I'm trying to compare 2 different CSV files, mark those differences respectively, then produce it as an output. However, my code seems to be only reading the last part of the lines from sample1.csv and sample2.csv as you can see below:
Sample1.csv
Planet,Account,Name,Station,City
Earth,1234,Pete,Nebula,Phoenix
Earth,1234,Pete,Nebula,Phoenix
Earth,1234,Pete,Nebula,Phoenix
Sample2.csv
Planet,Account,Name,Station,City
Earth,1234,Pete,Nebula,Wakanda
Earth,1234,Pete,Nebula,Montgomery
Earth,1234,Pete,Nebula,Carlo
Current Output
History,Planet,Account,Name,Station,City
Changed,Earth,1234,Pete,Nebula,Carlo
Expected Output
History,Planet,Account,Name,Station,City
Changed,Earth,1234,Pete,Nebula,Wakanda
Changed,Earth,1234,Pete,Nebula,Montgomery
Changed,Earth,1234,Pete,Nebula,Carlo
Here is the code I have:
import csv
with open('old.csv', newline='') as f_old:
csv_old = csv.reader(f_old, delimiter=',')
header = next(csv_old)
old_data = {row[0] : row for row in csv_old}
with open('new.csv', newline='') as f_new:
csv_new = csv.reader(f_new, delimiter=',')
header = next(csv_new)
new_data = {row[0] : row for row in csv_new}
set_new_data = set(new_data)
set_old_data = set(old_data)
added = [['Added'] + new_data[v] for v in set_new_data - set_old_data]

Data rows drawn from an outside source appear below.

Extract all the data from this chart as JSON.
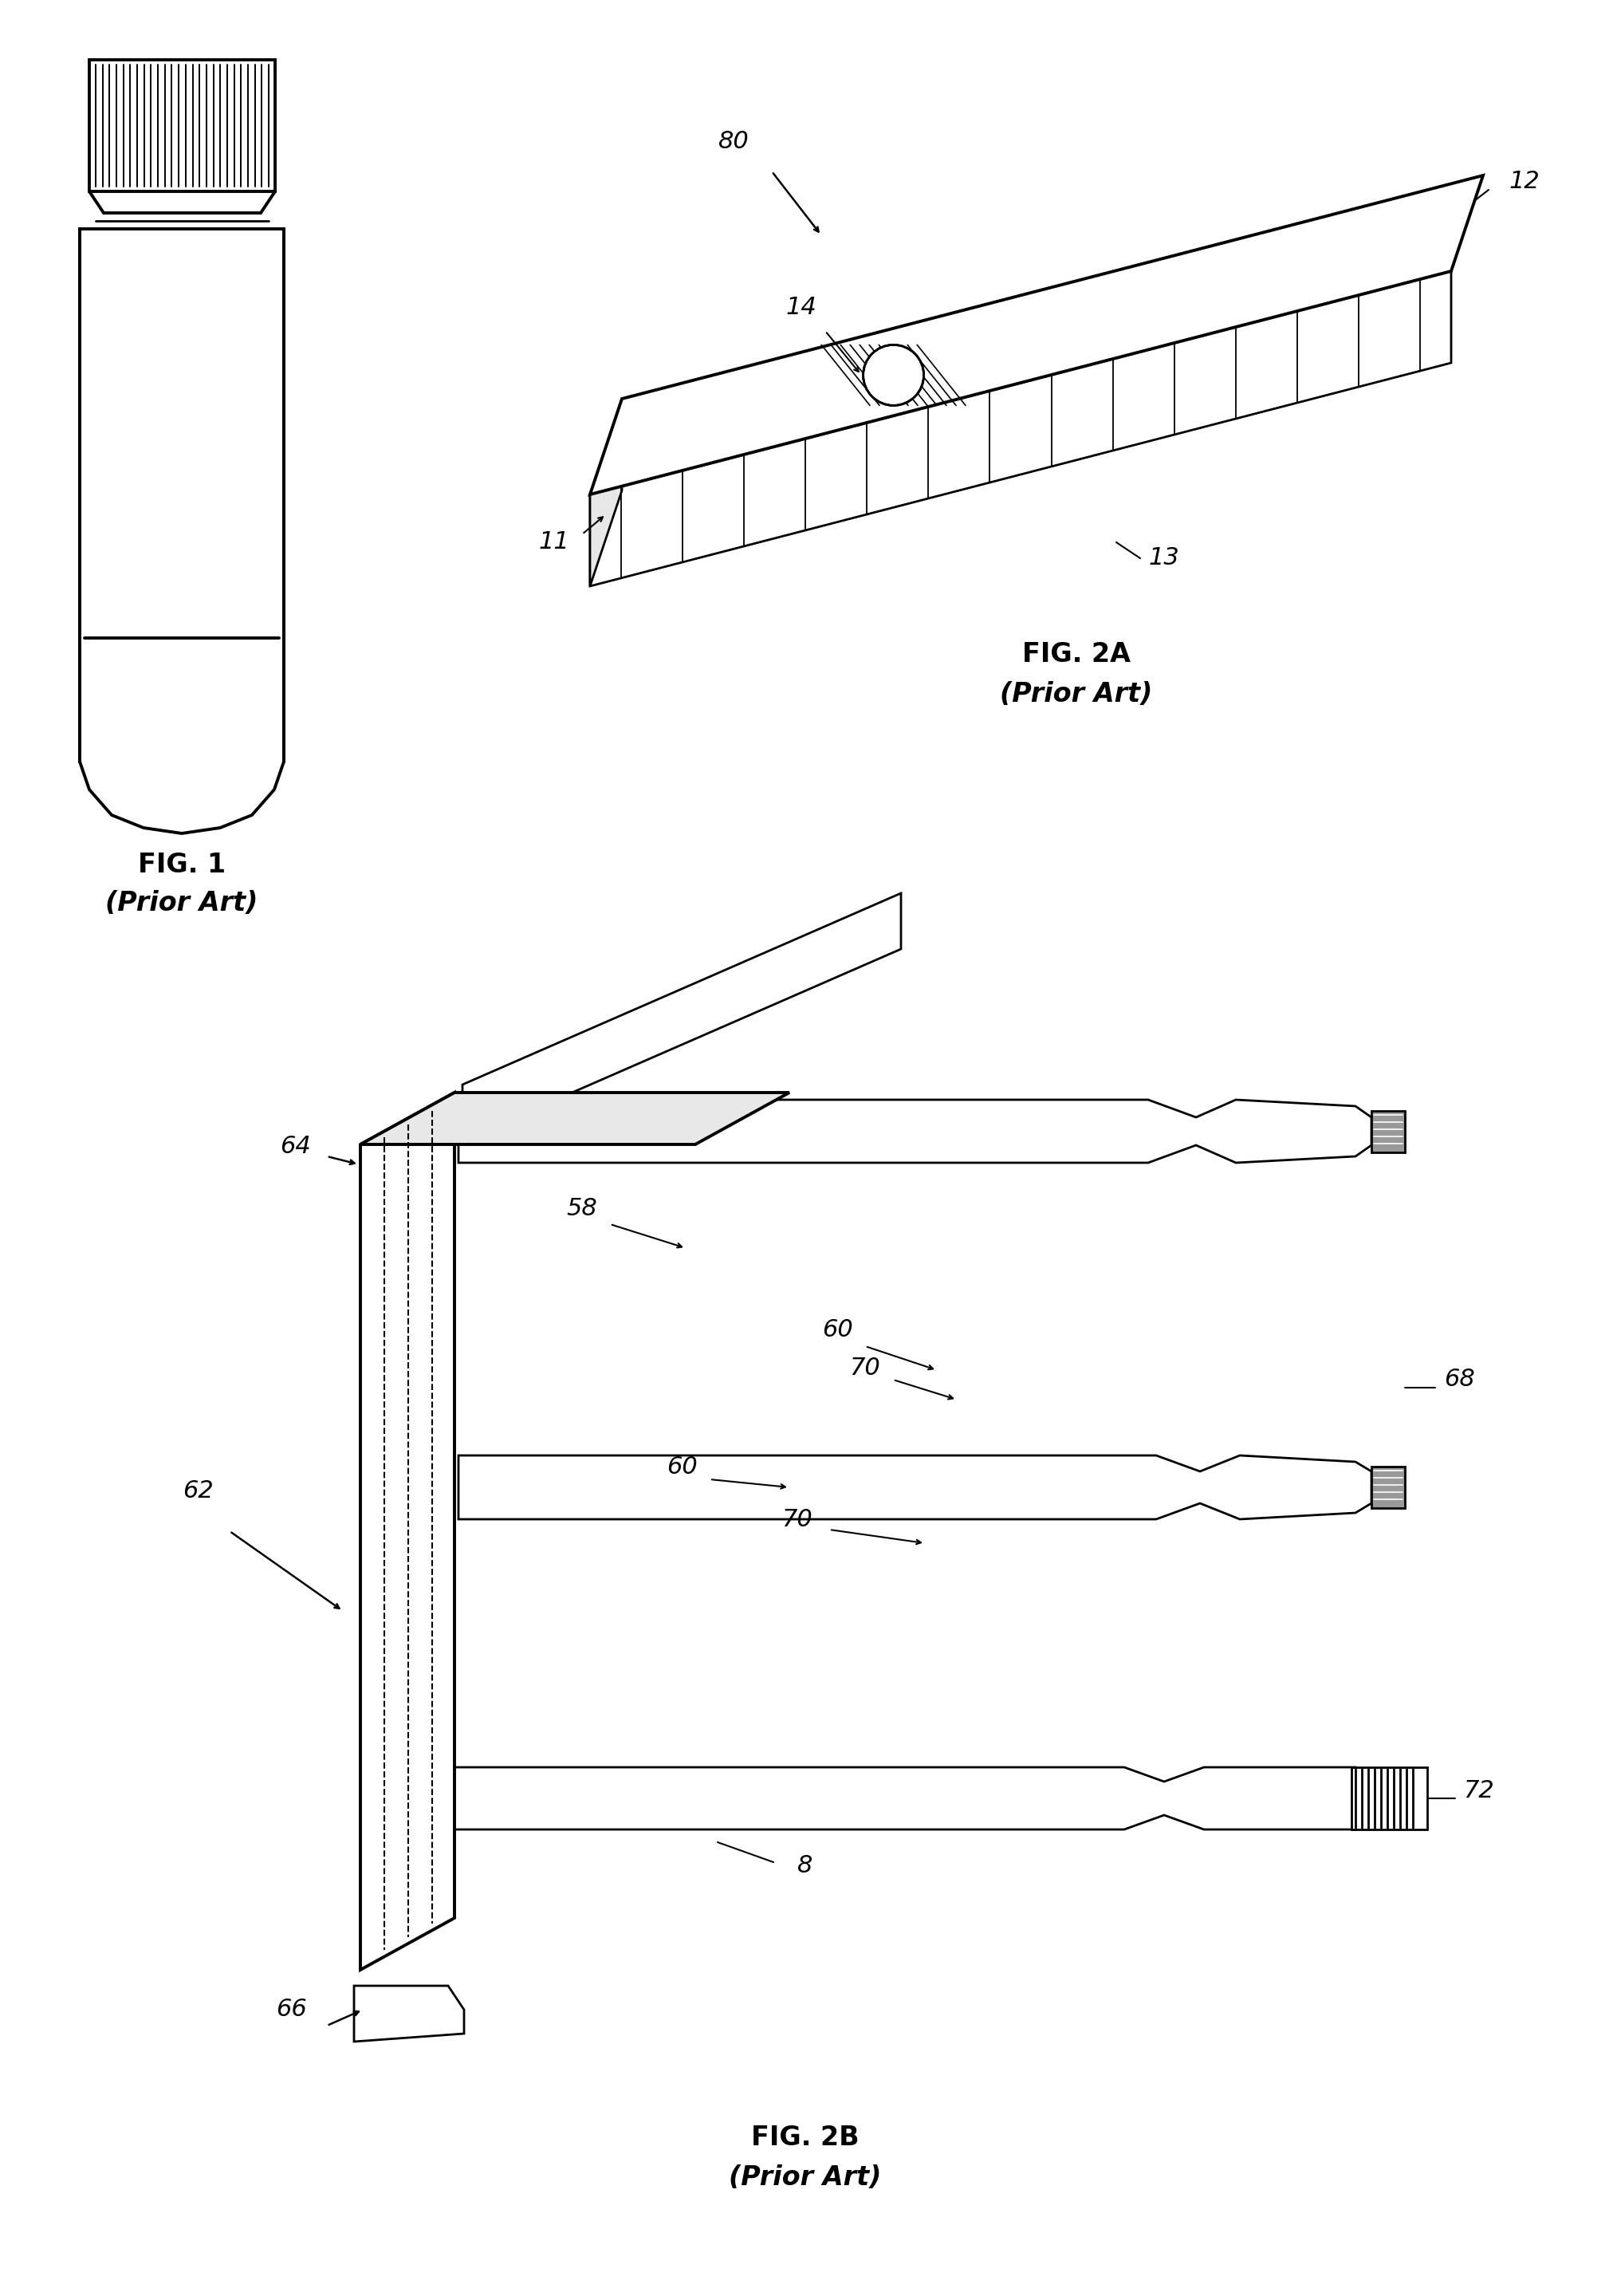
{
  "bg_color": "#ffffff",
  "line_color": "#000000",
  "fig_width": 20.23,
  "fig_height": 28.79,
  "fig1_label": "FIG. 1",
  "fig1_sublabel": "(Prior Art)",
  "fig2a_label": "FIG. 2A",
  "fig2a_sublabel": "(Prior Art)",
  "fig2b_label": "FIG. 2B",
  "fig2b_sublabel": "(Prior Art)",
  "label_fontsize": 24,
  "ref_fontsize": 22
}
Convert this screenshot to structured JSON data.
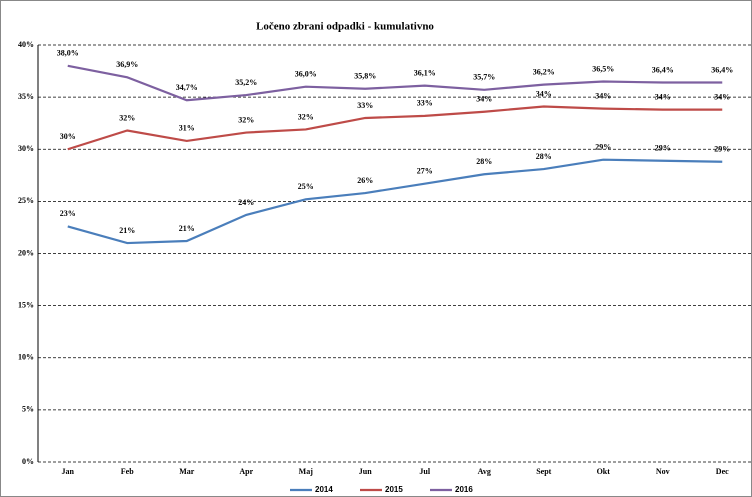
{
  "chart_data": {
    "type": "line",
    "title": "Ločeno zbrani odpadki - kumulativno",
    "categories": [
      "Jan",
      "Feb",
      "Mar",
      "Apr",
      "Maj",
      "Jun",
      "Jul",
      "Avg",
      "Sept",
      "Okt",
      "Nov",
      "Dec"
    ],
    "series": [
      {
        "name": "2014",
        "color": "#4a7ebb",
        "values": [
          22.6,
          21.0,
          21.2,
          23.7,
          25.2,
          25.8,
          26.7,
          27.6,
          28.1,
          29.0,
          28.9,
          28.8
        ],
        "value_labels": [
          "23%",
          "21%",
          "21%",
          "24%",
          "25%",
          "26%",
          "27%",
          "28%",
          "28%",
          "29%",
          "29%",
          "29%"
        ]
      },
      {
        "name": "2015",
        "color": "#be4b48",
        "values": [
          30.0,
          31.8,
          30.8,
          31.6,
          31.9,
          33.0,
          33.2,
          33.6,
          34.1,
          33.9,
          33.8,
          33.8
        ],
        "value_labels": [
          "30%",
          "32%",
          "31%",
          "32%",
          "32%",
          "33%",
          "33%",
          "34%",
          "34%",
          "34%",
          "34%",
          "34%"
        ]
      },
      {
        "name": "2016",
        "color": "#7d60a0",
        "values": [
          38.0,
          36.9,
          34.7,
          35.2,
          36.0,
          35.8,
          36.1,
          35.7,
          36.2,
          36.5,
          36.4,
          36.4
        ],
        "value_labels": [
          "38,0%",
          "36,9%",
          "34,7%",
          "35,2%",
          "36,0%",
          "35,8%",
          "36,1%",
          "35,7%",
          "36,2%",
          "36,5%",
          "36,4%",
          "36,4%"
        ]
      }
    ],
    "ylim": [
      0,
      40
    ],
    "yticks": [
      {
        "value": 0,
        "label": "0%"
      },
      {
        "value": 5,
        "label": "5%"
      },
      {
        "value": 10,
        "label": "10%"
      },
      {
        "value": 15,
        "label": "15%"
      },
      {
        "value": 20,
        "label": "20%"
      },
      {
        "value": 25,
        "label": "25%"
      },
      {
        "value": 30,
        "label": "30%"
      },
      {
        "value": 35,
        "label": "35%"
      },
      {
        "value": 40,
        "label": "40%"
      }
    ],
    "grid": true,
    "legend": "bottom"
  }
}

deleted = [['Deleted'] + old_data[v] for v in set_old_data - set_new_data]
in_both = set_old_data & set_new_data
changed = [['Changed'] + new_data[v] for v in in_both if old_data[v] != new_data[v]]
print(changed)
with open('difference.csv', 'w', newline='') as f_output:
csv_output = csv.writer(f_output, delimiter=',')
csv_output.writerow(['History'] + header)
csv_output.writerows(sorted(added + deleted + changed, key=lambda x: x[1:]))
Does anyone know how to get the expected output? Any help is appreciated Thanks!